This week, I started my latest attempt at organizing my art studio. I create mixed media stuff, which means I have all kinds of paints, brushes, inks, glues, and odds and ends. One thing I have a lot of is paper ephemera - tons of old photos, magazines, and books that I tear up and use in my art. I haunt junk shops and country auctions, and I have way more than I ever will use (now you know why I wrote about the Collyer Brothers - I find them oddly sympathetic).
One of the things I came across in my mission organization is a complete Atlantic Monthly from October 1925. It's an interesting relic, both as an artifact and as a sample of literary taste from the Twenties. For starters, it doesn't look much like the contemporary version of the magazine.

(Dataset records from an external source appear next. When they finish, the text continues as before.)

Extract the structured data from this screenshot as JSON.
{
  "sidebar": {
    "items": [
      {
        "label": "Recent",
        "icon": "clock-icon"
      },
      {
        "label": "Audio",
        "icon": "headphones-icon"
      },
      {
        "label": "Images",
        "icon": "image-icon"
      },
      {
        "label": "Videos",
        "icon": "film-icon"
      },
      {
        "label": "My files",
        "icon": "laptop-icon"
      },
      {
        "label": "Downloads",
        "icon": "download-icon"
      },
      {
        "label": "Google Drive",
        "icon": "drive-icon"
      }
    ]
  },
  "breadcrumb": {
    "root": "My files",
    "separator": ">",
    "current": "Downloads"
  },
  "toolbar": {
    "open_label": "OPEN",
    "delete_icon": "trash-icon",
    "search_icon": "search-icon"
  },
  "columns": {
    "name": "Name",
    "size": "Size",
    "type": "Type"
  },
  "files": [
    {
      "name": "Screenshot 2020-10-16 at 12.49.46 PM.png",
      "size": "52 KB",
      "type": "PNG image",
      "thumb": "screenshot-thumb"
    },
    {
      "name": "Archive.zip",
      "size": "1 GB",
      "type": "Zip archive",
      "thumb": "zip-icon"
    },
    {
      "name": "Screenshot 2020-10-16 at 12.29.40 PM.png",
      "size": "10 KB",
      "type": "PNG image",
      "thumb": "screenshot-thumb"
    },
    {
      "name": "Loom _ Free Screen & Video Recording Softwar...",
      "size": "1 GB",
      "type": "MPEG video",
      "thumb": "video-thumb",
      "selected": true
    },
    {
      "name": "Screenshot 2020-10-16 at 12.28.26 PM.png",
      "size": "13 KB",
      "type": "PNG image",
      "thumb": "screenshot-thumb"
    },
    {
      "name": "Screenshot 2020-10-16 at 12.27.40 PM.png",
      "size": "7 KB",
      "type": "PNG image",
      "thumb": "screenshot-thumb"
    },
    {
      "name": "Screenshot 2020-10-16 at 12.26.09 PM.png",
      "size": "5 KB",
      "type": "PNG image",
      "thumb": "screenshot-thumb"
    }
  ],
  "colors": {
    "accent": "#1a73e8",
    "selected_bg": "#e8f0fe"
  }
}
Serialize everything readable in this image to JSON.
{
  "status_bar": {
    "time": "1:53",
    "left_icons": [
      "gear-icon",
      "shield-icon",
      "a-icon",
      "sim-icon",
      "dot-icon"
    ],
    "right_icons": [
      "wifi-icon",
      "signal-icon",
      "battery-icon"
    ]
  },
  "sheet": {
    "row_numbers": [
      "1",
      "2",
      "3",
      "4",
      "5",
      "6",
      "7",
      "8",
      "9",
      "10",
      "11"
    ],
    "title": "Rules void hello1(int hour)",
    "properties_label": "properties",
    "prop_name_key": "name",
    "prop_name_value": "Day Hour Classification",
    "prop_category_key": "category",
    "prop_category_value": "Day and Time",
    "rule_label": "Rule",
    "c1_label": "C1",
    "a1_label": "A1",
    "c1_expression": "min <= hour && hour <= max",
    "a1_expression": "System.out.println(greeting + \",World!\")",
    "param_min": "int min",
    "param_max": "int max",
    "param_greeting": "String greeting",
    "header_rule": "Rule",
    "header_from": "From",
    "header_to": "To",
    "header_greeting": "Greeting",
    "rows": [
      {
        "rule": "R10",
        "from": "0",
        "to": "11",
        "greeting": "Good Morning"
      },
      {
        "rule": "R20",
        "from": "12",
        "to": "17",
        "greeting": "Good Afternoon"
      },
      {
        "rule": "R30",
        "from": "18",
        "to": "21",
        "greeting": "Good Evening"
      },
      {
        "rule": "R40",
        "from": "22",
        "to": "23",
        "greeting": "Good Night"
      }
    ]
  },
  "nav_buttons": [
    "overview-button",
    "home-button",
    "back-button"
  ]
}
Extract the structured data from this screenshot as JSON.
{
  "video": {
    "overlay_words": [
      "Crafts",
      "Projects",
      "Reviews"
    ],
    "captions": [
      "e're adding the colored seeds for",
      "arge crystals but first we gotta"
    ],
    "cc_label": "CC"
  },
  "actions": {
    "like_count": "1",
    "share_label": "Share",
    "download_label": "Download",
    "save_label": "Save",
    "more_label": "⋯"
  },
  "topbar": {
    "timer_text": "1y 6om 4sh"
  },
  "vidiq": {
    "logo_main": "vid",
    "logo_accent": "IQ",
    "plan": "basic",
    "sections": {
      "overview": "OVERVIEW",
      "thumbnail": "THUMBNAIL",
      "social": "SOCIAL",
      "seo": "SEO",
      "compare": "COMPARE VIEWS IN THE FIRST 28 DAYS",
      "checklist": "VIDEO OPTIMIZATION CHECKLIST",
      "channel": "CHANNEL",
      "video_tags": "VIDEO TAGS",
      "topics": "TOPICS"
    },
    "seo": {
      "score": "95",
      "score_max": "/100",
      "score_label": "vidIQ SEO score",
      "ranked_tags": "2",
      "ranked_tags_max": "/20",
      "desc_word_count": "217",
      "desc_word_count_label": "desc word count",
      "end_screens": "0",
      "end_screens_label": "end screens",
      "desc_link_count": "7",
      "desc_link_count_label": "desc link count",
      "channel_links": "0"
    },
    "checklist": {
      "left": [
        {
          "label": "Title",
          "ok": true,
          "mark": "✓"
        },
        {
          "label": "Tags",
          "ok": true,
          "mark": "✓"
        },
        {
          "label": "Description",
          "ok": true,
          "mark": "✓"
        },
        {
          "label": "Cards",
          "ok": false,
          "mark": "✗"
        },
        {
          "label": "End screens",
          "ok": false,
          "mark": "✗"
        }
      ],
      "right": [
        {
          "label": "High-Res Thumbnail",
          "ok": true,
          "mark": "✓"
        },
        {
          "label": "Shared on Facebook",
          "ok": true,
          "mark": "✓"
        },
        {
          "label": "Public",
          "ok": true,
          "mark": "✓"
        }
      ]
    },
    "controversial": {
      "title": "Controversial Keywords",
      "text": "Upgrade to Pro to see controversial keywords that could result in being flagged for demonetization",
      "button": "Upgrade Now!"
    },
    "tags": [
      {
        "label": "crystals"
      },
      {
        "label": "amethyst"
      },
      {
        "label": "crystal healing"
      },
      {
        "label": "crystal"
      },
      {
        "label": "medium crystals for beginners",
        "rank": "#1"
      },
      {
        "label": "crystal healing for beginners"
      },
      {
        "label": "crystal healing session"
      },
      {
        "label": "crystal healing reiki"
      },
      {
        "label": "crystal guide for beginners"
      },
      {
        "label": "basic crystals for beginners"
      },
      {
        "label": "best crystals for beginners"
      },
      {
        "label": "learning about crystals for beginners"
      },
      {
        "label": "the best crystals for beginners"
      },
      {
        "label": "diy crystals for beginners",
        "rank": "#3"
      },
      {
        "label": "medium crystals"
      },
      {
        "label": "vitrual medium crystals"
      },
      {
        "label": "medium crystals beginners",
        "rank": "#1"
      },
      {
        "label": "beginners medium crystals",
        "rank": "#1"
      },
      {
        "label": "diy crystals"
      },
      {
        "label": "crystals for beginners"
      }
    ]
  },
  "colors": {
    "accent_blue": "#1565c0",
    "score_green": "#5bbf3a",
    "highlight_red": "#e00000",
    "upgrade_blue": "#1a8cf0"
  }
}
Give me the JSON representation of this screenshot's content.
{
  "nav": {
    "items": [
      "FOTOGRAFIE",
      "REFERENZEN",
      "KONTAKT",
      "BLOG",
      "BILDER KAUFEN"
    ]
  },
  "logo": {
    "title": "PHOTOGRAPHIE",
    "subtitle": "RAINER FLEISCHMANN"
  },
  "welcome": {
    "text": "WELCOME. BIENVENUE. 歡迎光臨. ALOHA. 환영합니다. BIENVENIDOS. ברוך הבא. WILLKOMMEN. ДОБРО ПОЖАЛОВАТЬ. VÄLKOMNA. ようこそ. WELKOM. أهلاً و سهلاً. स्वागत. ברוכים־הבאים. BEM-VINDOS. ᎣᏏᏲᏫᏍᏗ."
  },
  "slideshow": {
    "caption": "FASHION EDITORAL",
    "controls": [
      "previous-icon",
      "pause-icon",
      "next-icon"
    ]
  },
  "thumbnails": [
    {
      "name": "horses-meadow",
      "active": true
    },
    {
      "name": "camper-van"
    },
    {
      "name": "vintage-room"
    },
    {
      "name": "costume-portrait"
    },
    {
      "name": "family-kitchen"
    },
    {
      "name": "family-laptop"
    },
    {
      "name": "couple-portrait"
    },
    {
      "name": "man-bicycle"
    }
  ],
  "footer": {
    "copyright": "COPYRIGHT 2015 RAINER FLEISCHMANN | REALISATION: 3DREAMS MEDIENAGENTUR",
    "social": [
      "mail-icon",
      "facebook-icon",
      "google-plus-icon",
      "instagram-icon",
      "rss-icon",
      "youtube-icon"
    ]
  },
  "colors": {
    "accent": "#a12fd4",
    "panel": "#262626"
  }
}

Graphics are limited almost exclusively to the advertisements, mostly to the large, full-pagers in the very front and the very back, hawking life insurance ("will they become more careful as they go through school?"), natural gas ("whose capacity for domestic service is as great as the number of American homes"), Listerine ("you, yourself, rarely know when you have halitosis"), and Zenith radios ("it costs more, but it does more"). The first 60 pages are devoted to book reviews and publishers' ads, and the names therein are a fascinating blend of the now-celebrated and the now-almost-totally-obscure: Virginia Woolf, Sherwood Anderson, Joseph Conrad, Anatole France, and Edith Wharton rubbing elbows with such non-luminaries as Gamaliel Bradford (author of Wives), Beale Davis (The Goat Without Horns) , and Mrs. Edward Harding (creator of "the best book ever written about the peony...a most important addition to our limited peony literature").
Beyond the literary lineup, the ads are a fascinating window into the psyche of the "cultured" reader of 85 years ago. There are a lot of self-improvement schemes. "Are You Afraid to Face the Truth About YOURSELF?" bellows one full-pager, promising that "650,000 people have found themselves through Pelmanism," a program that "awakens the unsuspected powers in you...designed to re-arouse and to train certain mental faculties, which in most of us lie absolutely dormant and atrophied." What exactly Pelmanism is can be revealed by sending away for the free book, with no obligation of course. If you aren't in such dire straits and just want to "Stop Making Embarrassing Mistakes in English," you can write away to the Sherwin Cody School of English and get Cody's miraculous new invention, "a device which will quickly find and correct the mistakes you unconciously make" -- which sounds to me a little like the opening of a Stephen King story, but what do I know?
The Atlantic Monthly being, after all, a literary magazine, there are many ads promising to make the reader a better writer (today, their grandchildren populate the back pages of Poets and Writers and The Writer's Chronicle).
Another business very present in the ads is banking. This was, after all, the Roaring Twenties. There are pages and pages of ads for banks and investment companies, promising things like "43 Years Without Loss to Any Investor" and "Southern Bonds with Substantial Security." Knowing what is coming exactly four years later, I want to yell, "Run!!!"
The actual content of the magazine is pretty substantial but less fun to read. The articles and essays are long and dense, including a piece by I.A. Richards called "Poetry and Science," which I must confess I have not tackled. There are two short stories, a chapter of a novel, Coming of Age, by Helen Dore Boyleston (who?), and an appalling poem sequence by Virginia Moore entitled, "Mississippi Melodies" that begins, "Li'l black blow-ball, res' an' res'/While de win' am wooin' de watah-cress;/You's dim as de watah,/Mah dark li'l daughtah,/Wid a shadder fo' yo' haid an' breas'." It goes on like that for four pages, mercifully, not five.
It was fun to spend some time with the 1925 version of the Atlantic. I doubt I'll pull it apart for an art project now. But I never did finish organizing my studio.